Owing a home in Chesterton is something that most if not all of us dream of. And why not? Having a place to call home is one of the best things that you can ever purchase for yourself. However, this valuable asset does come with some risks and responsibilities. Ultimately, everything in your house will break down. That is a fact, but when it does is a question for the ages. Clearly, most of the items in your house have an expected lifespan, but you cannot always rely on those time frames as anything can happen. A faulty drain pipe can flood your home, a storm can wreck your roof and windows or you may suddenly discover your furnace has reached the end of its life, sooner than expected. Considering that there will always be an emergency household repair, it is smart to have an emergency repair fund.
However, not everyone is always prepared and sometimes there’s no time to save for that fund. So, what do you do when you do not have savings and need emergency repair or renovation? Here are various options that can help you get out of that hole.

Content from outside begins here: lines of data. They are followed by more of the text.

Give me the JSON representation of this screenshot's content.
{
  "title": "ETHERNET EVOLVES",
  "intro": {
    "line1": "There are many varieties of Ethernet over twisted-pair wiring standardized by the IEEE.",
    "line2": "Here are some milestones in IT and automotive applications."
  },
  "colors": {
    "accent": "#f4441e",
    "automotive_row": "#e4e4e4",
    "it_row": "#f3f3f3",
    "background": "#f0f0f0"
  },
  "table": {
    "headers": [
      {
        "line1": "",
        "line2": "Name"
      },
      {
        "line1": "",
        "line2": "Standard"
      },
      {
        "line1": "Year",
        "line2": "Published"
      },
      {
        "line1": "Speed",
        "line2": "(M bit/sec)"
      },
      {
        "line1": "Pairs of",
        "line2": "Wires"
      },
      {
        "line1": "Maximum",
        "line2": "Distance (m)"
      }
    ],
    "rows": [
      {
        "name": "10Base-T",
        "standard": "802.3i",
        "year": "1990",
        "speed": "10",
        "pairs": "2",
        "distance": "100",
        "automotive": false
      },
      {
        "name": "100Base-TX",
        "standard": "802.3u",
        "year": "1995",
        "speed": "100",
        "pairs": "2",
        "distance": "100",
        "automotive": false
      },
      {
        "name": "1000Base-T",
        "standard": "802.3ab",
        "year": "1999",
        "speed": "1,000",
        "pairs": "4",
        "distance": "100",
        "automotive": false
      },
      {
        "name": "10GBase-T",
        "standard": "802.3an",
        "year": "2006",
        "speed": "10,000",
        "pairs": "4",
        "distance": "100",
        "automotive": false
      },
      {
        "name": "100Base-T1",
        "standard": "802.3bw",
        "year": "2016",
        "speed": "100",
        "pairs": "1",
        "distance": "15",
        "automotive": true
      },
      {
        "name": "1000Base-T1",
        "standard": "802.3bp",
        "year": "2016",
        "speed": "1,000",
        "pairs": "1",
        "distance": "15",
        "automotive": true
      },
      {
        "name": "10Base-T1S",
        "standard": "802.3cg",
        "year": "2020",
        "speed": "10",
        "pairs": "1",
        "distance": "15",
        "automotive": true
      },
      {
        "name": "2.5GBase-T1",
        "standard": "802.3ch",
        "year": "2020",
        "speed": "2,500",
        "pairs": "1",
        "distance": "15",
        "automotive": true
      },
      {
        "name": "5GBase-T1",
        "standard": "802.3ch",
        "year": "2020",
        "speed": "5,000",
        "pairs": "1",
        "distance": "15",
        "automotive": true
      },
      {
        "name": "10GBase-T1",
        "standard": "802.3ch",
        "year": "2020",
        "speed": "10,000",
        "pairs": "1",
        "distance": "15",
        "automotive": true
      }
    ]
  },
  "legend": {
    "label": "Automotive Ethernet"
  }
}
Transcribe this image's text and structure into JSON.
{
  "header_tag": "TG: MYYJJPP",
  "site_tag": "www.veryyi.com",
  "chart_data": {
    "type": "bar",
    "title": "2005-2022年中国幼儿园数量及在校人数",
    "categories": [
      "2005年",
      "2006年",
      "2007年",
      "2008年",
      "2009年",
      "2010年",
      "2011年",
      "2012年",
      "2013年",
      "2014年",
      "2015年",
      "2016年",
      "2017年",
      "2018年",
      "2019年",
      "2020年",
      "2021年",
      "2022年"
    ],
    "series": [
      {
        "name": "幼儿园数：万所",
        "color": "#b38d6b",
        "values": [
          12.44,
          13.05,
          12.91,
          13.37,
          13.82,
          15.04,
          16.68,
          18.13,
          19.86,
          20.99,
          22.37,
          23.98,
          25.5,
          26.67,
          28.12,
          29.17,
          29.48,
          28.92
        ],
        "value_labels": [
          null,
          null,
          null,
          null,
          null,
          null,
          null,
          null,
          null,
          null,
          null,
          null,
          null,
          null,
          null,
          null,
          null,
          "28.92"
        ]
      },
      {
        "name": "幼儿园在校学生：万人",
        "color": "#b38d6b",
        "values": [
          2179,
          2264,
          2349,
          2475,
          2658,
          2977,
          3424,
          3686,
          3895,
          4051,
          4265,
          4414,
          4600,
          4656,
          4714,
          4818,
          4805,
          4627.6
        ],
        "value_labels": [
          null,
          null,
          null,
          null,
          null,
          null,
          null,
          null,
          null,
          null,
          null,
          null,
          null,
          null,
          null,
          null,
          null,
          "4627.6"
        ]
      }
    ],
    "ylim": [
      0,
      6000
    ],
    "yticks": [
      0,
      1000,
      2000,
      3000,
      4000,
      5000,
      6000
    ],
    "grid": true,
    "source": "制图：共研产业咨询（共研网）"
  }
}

When it comes to acquiring much-needed money at a lower, fixed interest rate, personal loans take the crown. You can easily add the repayment to your monthly budget as the interest rate most likely will not change throughout the loan’s period. Another benefit of personal loans is that they are unsecured, meaning you do not have to put up any collateral. Also, you do not have to stick with banks and similar lenders as there are alternative sources like peer to peer lending platforms that lend you the money in no time. Ideally, some lenders will offer bad credit loans, enabling you to fix your home even with bad credit. The trick is to shop around to ensure you get the best rate possible.
Home Equity Line of Credit (HELOC)
A HELOC is simply a second mortgage that gives you access to funds of up to 85% of the current value of your home. The best thing about this option is that you can be able to draw the money over time, rather than getting it all at once. This is excellent if you are not certain how much the home improvement project will cost and how long it will take. Another benefit of taking a HELOC is that it usually has a lower interest rate as you’re using your property as collateral and may be tax deductible. The downside is that you will be exposed to a variable interest rate which can be hard to plan for in your monthly budget. Also, if you’re unable to pay the loan, it puts your home at risk.
There is also a chance that your home improvement project can be covered by your homeowner’s insurance. Damage caused by some disasters like a fire or a hurricane are usually covered by a standard policy. However, some disasters like earthquakes, sewer backup, floods, termite infestation and even construction work damage may not be covered.